We thank the reviewer for the suggestion and we have now added a proteinase K digestion experiment under conditions used for PrP^Sc detection (50 µg/ml, 30 min, 37°C; Figure 1D, Figure 1 —figure supplement 2H). We found NAA fibrils to be as resistant to PK digestion as authentic RML prion rods isolated from scrapie-infected mice. However, PK digestion resulted in a fragment of ~ 12 kD, which is considerably smaller than the PK-resistant fragment of PrP^Sc. Whether the fibril structure of NAA products is identical to a part of the prion rod structure will be determined in a future cryo-EM study.

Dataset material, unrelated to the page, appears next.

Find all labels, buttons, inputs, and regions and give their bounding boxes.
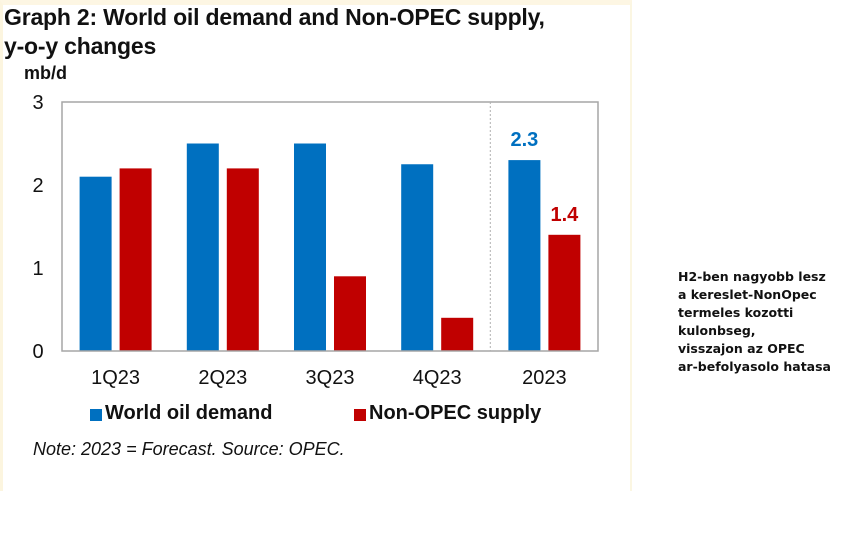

4) The suggested experiment to prove if the intermediate is off-pathway was not performed. The authors are requested to perform this crucial experiment.

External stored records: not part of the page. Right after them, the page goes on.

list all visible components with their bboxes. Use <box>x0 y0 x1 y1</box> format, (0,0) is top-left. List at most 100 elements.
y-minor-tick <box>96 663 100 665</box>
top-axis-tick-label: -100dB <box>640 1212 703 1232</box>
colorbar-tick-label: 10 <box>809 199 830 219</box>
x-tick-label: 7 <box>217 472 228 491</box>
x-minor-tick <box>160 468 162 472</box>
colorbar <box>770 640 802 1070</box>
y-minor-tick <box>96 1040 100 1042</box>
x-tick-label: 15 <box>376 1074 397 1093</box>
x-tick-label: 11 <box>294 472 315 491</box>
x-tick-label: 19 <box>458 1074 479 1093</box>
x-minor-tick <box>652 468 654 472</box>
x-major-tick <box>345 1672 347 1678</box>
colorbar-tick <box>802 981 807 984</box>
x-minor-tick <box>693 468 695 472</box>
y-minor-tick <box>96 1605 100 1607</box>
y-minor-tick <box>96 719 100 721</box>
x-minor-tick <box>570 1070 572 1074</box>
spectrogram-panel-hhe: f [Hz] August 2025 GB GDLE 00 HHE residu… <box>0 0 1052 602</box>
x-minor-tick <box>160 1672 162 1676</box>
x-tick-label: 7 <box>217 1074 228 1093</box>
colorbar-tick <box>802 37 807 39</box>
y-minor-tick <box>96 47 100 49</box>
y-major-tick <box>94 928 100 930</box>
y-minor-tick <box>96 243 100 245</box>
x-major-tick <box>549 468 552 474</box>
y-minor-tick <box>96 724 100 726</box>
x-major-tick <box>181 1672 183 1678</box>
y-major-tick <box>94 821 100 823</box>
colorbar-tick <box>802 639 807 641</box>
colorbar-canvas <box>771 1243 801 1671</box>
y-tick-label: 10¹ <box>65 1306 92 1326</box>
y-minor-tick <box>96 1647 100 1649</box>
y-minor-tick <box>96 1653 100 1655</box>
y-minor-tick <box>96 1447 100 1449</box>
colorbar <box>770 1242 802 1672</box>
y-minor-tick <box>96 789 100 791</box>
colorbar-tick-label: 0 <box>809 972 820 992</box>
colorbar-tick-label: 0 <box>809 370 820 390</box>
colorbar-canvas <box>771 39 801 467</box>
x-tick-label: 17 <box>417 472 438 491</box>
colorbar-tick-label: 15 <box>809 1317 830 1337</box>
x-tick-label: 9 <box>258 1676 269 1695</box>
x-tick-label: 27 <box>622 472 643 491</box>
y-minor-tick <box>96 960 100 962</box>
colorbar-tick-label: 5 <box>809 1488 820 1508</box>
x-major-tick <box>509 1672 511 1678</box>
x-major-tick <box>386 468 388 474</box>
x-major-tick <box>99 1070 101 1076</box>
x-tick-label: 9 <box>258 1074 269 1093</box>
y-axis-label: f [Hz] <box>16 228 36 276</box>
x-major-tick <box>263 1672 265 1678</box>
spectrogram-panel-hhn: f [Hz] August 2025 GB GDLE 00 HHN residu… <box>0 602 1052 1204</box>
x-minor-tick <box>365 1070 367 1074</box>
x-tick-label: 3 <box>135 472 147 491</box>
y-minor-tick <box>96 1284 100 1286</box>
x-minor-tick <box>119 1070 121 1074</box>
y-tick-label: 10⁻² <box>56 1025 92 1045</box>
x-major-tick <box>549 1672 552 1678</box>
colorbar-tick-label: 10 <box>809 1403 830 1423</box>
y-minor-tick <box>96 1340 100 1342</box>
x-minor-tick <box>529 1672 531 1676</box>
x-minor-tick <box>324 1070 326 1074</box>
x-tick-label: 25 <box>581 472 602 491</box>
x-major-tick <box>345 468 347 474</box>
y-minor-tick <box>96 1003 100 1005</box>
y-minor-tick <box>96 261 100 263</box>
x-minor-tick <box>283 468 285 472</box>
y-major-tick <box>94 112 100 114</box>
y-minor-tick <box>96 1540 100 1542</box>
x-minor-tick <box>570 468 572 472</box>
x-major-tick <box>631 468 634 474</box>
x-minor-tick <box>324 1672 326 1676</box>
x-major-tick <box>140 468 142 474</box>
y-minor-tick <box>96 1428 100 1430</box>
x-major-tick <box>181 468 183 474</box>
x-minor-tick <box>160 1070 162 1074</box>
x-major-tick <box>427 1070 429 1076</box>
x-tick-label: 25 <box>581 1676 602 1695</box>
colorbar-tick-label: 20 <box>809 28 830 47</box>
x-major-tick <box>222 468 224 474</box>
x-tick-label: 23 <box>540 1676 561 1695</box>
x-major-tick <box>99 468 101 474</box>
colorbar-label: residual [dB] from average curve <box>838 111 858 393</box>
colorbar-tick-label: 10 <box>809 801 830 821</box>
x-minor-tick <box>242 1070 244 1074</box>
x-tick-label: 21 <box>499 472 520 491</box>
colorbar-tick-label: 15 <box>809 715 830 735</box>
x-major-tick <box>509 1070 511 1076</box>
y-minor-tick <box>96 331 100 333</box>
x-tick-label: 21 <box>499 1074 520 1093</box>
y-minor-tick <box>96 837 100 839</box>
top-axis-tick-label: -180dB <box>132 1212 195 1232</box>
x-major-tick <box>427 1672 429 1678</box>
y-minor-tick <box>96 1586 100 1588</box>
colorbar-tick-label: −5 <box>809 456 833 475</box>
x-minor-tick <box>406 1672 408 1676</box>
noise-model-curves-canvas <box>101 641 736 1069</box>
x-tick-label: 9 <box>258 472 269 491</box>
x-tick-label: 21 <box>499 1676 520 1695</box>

To precisely comment on the "off-pathway" intermediate, the authors should add the isolated intermediate fraction during the fibrillation kinetics in a dose-dependent manner to see the concentration effect of the intermediate in fibrillation kinetics that will provide direct evidence to support the statement.

We have added two secondary seeding assays to probe the nature of the aggregates formed in the presence of syntaxin-6. The second assay is the one suggested by the reviewer, from which we can conclude that any PrP aggregates formed in the presence of syntaxin-6 prior to the formation of ThT-positive fibrils are reduced in seeding capacity by at least three orders of magnitude when compared to untreated PrP and that soluble aggregation intermediates are not seeding competent (ll. 112 -126):

“To probe the nature of PrP aggregates formed in the presence of syntaxin-6, we performed two secondary seeding assays. In the first assay, we tested the seeding capacity of PrP samples harvested at different incubation times (20, 40, 60, 90 h) in the presence and absence of syntaxin-6 in a NAA seeded with 0.1% fibrillar hPrP23 (Figure 2 —figure supplement 3). Samples harvested during the lag phase of either reactions were not seeding competent, but both aggregates formed in the presence and absence of syntaxin-6 (1:10) were seeding competent after the formation of ThT-positive aggregates, indicating that, at sub-stoichiometric ratios, syntaxin-6 delays, but does not prevent the formation of seeding competent PrP fibrils. We then generated seeds in a second experiment, in which the primary seed was added at a lower concentration (0.01%), which prolonged the delay in fibril formation by syntaxin-6 (Figure 2 —figure supplement 4A). Seed preparations harvested after 70 h incubation were then separated into total, soluble and insoluble fractions and added to secondary seeding assays at 10^-3 to 10^-8 molar ratio monomer equivalents (Figure 2 —figure supplement 4B-E). Both in syntaxin-6 and in untreated samples seeding activity was only found in the total and insoluble fractions. The presence of syntaxin-6 lowered the amount of seeding competent aggregates by at least three orders of magnitude (Figure 2 —figure supplement 4C-E and 5).”